Leapmotor : Stellantis assemble ses premières voitures chinoises en Pologne

C’est une première dans l’industrie automobile. Stellantis a révélé que les premières Leapmotor destinées à l’Europe ne viennent pas de Chine, mais de Pologne. Les exemplaires de pré-série sont sortis de l’usine de Tychy, et ils arriveront bientôt en France. Un constructeur occidental qui fabrique et vend des voitures chinoises sur le Vieux Continent, on n’avait jamais vu ça.

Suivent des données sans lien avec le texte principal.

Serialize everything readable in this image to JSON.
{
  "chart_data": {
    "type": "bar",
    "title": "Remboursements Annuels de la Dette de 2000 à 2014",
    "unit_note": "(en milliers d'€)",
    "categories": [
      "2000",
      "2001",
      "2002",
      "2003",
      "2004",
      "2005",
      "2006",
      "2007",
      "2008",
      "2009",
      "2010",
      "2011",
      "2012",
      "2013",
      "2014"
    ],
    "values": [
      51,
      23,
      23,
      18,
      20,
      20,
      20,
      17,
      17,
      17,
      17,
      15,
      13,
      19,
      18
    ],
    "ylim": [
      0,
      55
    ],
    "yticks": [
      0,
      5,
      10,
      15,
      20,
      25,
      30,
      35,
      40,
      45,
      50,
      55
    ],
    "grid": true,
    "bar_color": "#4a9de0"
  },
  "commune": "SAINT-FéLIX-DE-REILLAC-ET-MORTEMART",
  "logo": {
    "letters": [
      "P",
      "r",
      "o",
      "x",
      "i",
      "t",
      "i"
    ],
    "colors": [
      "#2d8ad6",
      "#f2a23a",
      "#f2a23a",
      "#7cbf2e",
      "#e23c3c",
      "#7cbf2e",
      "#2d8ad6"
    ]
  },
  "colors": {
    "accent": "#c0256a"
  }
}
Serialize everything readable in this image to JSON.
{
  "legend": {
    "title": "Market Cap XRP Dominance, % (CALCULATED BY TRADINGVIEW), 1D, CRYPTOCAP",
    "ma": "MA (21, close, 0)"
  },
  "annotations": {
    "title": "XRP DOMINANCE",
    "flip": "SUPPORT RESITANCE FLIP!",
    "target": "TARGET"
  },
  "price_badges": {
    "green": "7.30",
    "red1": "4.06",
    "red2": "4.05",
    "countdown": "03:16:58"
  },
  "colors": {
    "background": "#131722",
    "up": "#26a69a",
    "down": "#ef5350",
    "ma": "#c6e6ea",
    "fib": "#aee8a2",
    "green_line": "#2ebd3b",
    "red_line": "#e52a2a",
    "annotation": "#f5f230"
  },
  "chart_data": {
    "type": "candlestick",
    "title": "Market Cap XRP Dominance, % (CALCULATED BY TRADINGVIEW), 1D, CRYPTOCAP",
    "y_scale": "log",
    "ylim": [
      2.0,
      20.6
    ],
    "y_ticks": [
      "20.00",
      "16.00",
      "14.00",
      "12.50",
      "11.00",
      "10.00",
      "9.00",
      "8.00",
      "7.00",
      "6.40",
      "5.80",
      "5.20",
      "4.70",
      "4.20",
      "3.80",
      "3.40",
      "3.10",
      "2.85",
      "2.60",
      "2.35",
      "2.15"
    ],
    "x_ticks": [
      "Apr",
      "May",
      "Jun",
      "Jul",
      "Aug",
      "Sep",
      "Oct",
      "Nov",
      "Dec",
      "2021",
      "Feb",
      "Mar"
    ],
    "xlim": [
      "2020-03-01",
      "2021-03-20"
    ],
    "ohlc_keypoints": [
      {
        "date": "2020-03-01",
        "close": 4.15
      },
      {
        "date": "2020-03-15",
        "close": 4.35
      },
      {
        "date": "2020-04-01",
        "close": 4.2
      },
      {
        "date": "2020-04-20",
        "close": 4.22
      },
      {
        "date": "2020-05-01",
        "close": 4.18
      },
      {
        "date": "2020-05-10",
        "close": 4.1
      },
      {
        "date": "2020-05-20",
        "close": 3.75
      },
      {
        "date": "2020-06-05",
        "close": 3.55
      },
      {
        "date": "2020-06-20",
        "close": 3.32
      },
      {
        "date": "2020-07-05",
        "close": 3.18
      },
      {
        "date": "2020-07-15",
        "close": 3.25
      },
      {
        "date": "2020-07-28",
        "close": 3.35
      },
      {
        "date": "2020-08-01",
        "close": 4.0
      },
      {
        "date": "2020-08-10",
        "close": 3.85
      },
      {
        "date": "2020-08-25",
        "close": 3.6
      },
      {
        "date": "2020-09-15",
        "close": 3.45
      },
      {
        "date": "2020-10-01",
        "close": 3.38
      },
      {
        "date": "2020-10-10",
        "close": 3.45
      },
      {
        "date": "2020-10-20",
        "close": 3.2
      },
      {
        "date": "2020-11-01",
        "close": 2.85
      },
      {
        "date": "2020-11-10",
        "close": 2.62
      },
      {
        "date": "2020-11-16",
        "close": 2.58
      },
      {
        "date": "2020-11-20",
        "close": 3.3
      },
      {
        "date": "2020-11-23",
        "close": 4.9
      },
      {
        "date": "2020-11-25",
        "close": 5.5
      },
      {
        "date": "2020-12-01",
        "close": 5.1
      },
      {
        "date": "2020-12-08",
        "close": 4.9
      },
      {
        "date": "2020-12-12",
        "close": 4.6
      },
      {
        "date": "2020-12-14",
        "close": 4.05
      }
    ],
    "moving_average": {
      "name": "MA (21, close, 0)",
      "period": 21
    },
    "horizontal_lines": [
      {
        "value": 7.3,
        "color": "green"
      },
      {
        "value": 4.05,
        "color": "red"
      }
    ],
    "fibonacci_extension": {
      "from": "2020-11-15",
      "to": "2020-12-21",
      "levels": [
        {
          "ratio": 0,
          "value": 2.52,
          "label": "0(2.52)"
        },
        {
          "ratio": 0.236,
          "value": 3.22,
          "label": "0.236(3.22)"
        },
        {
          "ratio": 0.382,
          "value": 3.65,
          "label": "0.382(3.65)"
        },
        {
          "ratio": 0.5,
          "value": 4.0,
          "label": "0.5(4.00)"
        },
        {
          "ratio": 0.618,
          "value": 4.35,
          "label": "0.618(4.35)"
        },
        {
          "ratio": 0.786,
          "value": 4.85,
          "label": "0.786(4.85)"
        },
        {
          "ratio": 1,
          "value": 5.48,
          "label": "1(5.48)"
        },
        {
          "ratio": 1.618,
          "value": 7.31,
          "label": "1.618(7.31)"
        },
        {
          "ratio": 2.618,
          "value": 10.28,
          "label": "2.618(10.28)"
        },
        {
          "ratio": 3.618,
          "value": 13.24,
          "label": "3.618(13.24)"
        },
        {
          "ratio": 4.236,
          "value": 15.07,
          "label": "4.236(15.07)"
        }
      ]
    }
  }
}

Le groupe avait gardé le secret sur le lieu de production, jusqu’à ce qu’un porte-parole le confirme au média Automobilwoche. Le choix de Tychy n’est pas un hasard. Cette usine assemble déjà les Fiat 600 et Jeep Avenger, et surtout, le coût de production y est environ deux fois inférieur à celui de l’Italie. De quoi agacer Rome, dont les relations avec Stellantis sont déjà tendues sur d’autres dossiers.

Le plus surprenant, c’est le revirement de Carlos Tavares. Le patron de Stellantis n’a cessé d’alerter sur la menace que représentaient les constructeurs chinois. Et le voilà qui signe un accord pour produire des Leapmotor dans ses propres usines européennes. Les deux camps parlent d’un partenariat gagnant-gagnant. Leapmotor accède au marché européen sans se prendre les droits de douane de plein fouet, et Stellantis récupère une électrique pas chère, exactement le genre de voiture difficile à produire de façon rentable en Europe de l’Ouest.

Le bal commence avec la T03, une petite citadine électrique annoncée autour de 20 000 euros. Sauf que son positionnement interroge déjà, puisque la future ë-C3 de Stellantis vise un tarif comparable, bonus déduit. Difficile de ne pas y voir un risque de concurrence interne, même si le groupe jure que ses marques ne se marcheront pas sur les pieds.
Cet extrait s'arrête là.